I received formal tuition throughout primary school, and I went to a secondary school specialising in music education. Music has been kind to me - travel, television appearances and ANZAC Day services are just some of the exciting opportunities it has provided.
However, there’s a false romantic haze surrounding musicians, perhaps assisted by Hollywood and shows like the X Factor. Don’t be fooled by the get-famous-quick culture, it promotes the belief that a musician must possess no more than luck and the ability to look good on stage.
The truth is, I do not lead the life of a rock-star and music is actually a really hard slog.
At uni there are lectures, rehearsals and workshops. In addition to this, there’s at least six hours personal practice. Then there are external rehearsals and performances.

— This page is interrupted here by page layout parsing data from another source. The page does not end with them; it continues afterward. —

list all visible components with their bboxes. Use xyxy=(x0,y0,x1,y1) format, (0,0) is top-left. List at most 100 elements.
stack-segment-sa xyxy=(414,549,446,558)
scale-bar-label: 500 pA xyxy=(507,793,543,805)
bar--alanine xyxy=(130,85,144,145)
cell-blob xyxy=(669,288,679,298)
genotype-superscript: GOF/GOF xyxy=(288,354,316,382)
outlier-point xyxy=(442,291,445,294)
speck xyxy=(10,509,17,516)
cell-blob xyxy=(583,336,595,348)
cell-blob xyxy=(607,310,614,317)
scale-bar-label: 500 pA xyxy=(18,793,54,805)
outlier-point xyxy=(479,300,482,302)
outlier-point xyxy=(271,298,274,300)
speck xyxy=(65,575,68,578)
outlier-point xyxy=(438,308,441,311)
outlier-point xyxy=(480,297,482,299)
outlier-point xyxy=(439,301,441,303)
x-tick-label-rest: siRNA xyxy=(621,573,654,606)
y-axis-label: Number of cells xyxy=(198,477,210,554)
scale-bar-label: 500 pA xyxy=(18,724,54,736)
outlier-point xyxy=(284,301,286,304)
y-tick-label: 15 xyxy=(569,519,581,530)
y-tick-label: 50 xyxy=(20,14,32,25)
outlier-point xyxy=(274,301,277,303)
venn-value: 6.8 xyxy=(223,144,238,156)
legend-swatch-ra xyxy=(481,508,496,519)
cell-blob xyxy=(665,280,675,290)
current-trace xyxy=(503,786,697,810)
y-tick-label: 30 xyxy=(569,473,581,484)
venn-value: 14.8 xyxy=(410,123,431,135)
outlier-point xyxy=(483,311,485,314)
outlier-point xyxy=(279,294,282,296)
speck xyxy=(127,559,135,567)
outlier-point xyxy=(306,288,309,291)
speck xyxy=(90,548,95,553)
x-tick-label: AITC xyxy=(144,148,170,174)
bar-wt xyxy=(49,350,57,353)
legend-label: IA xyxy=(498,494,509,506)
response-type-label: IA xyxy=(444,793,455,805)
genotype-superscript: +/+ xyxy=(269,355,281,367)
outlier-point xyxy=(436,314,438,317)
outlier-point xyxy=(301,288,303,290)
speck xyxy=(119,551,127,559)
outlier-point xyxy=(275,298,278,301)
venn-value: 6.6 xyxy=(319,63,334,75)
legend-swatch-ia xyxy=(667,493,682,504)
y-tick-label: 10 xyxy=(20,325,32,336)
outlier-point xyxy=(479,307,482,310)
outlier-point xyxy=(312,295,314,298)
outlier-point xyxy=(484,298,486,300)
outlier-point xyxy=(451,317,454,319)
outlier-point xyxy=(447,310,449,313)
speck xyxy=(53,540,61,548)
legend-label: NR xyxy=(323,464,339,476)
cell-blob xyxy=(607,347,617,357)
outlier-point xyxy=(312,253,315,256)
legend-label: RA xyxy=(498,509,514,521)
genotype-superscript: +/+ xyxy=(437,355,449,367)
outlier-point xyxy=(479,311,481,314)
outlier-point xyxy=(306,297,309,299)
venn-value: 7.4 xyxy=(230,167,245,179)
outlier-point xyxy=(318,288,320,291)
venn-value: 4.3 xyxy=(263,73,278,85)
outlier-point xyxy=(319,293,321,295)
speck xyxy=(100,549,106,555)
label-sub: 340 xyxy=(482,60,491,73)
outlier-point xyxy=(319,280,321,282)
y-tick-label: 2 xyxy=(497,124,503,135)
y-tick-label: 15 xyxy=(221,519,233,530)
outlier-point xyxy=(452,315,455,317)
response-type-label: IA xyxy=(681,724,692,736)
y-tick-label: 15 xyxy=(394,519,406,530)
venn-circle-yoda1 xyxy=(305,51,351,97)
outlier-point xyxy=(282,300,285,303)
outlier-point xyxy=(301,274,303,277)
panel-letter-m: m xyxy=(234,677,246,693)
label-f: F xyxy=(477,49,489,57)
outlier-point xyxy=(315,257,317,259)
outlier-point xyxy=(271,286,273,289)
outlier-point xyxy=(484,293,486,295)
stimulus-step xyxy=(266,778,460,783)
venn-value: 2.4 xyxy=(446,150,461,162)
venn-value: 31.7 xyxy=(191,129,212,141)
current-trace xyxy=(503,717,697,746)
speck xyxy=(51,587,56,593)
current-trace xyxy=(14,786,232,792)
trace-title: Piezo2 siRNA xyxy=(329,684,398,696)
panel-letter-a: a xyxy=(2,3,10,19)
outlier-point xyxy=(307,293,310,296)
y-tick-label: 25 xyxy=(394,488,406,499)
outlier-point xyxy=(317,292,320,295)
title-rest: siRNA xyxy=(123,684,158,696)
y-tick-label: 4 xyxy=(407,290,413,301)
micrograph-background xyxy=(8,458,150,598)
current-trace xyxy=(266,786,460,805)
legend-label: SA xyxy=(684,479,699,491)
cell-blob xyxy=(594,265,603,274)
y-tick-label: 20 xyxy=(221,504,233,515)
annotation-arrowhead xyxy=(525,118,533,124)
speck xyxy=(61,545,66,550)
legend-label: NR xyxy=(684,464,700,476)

It may not be accountancy or medicine, but it’s definitely not a hobby. I am married to my art - it is a lifestyle and a career pathway.

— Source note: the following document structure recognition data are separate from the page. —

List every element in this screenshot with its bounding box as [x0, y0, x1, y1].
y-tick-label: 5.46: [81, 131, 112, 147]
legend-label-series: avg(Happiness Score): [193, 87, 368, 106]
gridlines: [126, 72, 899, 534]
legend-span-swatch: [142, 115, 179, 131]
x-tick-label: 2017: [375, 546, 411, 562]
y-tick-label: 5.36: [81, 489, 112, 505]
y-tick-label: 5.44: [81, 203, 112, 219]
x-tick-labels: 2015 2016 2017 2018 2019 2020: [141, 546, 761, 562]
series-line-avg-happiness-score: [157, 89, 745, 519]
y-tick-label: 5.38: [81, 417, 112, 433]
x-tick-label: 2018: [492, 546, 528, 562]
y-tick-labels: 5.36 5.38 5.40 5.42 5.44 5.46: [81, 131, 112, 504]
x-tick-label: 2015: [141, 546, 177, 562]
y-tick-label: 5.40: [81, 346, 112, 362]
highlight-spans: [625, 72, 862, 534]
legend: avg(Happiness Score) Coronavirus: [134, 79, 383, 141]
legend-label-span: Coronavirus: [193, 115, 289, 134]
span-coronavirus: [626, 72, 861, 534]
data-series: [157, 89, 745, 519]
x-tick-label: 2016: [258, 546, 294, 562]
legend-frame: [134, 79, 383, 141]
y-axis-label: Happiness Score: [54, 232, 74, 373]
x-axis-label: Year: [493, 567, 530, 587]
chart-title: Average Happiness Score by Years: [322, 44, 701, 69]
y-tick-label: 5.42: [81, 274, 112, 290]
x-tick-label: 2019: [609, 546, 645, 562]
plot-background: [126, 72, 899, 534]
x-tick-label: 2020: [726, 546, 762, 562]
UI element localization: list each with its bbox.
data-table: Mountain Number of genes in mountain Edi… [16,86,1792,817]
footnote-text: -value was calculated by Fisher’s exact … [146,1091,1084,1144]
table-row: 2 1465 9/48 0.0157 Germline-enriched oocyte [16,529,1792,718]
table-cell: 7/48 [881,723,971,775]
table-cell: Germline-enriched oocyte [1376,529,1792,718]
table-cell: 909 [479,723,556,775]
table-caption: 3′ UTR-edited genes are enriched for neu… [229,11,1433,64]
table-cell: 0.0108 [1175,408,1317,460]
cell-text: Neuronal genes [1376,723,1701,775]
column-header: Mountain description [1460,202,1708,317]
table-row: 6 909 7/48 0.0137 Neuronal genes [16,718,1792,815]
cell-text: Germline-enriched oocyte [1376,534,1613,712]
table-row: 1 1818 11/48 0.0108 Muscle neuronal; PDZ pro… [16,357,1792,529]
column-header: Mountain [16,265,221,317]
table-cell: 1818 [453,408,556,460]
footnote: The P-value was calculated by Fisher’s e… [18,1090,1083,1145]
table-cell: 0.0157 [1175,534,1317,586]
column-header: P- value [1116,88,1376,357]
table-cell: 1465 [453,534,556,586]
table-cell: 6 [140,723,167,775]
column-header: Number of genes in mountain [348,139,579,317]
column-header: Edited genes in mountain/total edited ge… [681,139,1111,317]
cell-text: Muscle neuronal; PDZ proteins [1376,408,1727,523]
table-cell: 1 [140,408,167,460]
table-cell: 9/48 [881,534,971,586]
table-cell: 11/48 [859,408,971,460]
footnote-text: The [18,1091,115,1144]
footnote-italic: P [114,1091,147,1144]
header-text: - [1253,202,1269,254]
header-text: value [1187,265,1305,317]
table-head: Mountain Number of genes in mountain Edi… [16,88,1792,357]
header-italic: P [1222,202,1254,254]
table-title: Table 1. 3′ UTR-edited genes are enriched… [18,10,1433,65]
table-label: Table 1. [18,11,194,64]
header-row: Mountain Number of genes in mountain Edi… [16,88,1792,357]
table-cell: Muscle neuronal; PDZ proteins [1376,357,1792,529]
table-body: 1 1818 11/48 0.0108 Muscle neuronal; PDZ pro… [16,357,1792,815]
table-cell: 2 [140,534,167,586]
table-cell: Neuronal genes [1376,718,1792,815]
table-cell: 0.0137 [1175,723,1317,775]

I’ve come to accept that there is no luck involved. To become a professional, one must put in a lifetime’s worth of work. I go through phases of love and hate; bemoaning my abilities, lack of social life, job prospects and the state of the arts. I sometimes worry that my efforts don’t make a positive and tangible contribution to society, but promptly remind myself that there is always a place for the arts and its technicians. Without them, the community would have a bland landscape.

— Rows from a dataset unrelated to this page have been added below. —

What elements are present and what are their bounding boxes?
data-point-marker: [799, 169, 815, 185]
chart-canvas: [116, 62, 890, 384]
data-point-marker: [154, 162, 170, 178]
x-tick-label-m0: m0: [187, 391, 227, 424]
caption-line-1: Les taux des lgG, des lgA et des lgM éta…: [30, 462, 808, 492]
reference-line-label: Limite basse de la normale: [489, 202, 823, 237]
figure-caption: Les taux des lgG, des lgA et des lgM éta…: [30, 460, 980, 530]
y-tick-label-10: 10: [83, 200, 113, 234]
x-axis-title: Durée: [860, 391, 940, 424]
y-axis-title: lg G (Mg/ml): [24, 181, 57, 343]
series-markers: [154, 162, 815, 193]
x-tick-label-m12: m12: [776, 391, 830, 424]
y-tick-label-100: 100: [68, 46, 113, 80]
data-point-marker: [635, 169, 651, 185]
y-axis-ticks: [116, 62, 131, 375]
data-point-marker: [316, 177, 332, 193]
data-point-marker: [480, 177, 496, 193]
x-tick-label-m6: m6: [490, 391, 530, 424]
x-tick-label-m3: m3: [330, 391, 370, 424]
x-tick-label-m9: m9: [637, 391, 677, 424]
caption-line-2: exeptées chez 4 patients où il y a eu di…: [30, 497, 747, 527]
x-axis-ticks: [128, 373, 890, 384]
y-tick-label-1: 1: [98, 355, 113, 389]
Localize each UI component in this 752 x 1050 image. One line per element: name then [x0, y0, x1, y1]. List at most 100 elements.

Thanks to the generous investment of the Pinnacle Foundation and those who assisted my application, I have finally purchased a new trumpet. Previously unattainable because of a lack of funds, I spent nearly four years borrowing inadequate equipment. Thankfully, I will no longer have to experience embarrassing auditions or stunted musical growth.
For me, the purchase of my new Yamaha Chicago C was as significant as buying a house. Besides the obviously enormous expense, they both carry similar notions of a new beginning. This professional standard trumpet is perfect for orchestral work and will encourage my musical development, signaling a transition from student to professional musician.
I begin my final year of undergraduate studies with feelings of excitement and ambition. It’s not just going to be fun and games, but when I feel doubtful, I remind myself of the importance of music. It has the ability to heal and to increase intelligence, evoke love or rage. I sometimes reminisce about my very first musical encounter:
A group of musicians came to perform to my kindergarten class, after which there was a question and answer session. I raised my hand to comment. With my other hand to my chest, I said ‘when you played, I felt it inside me’.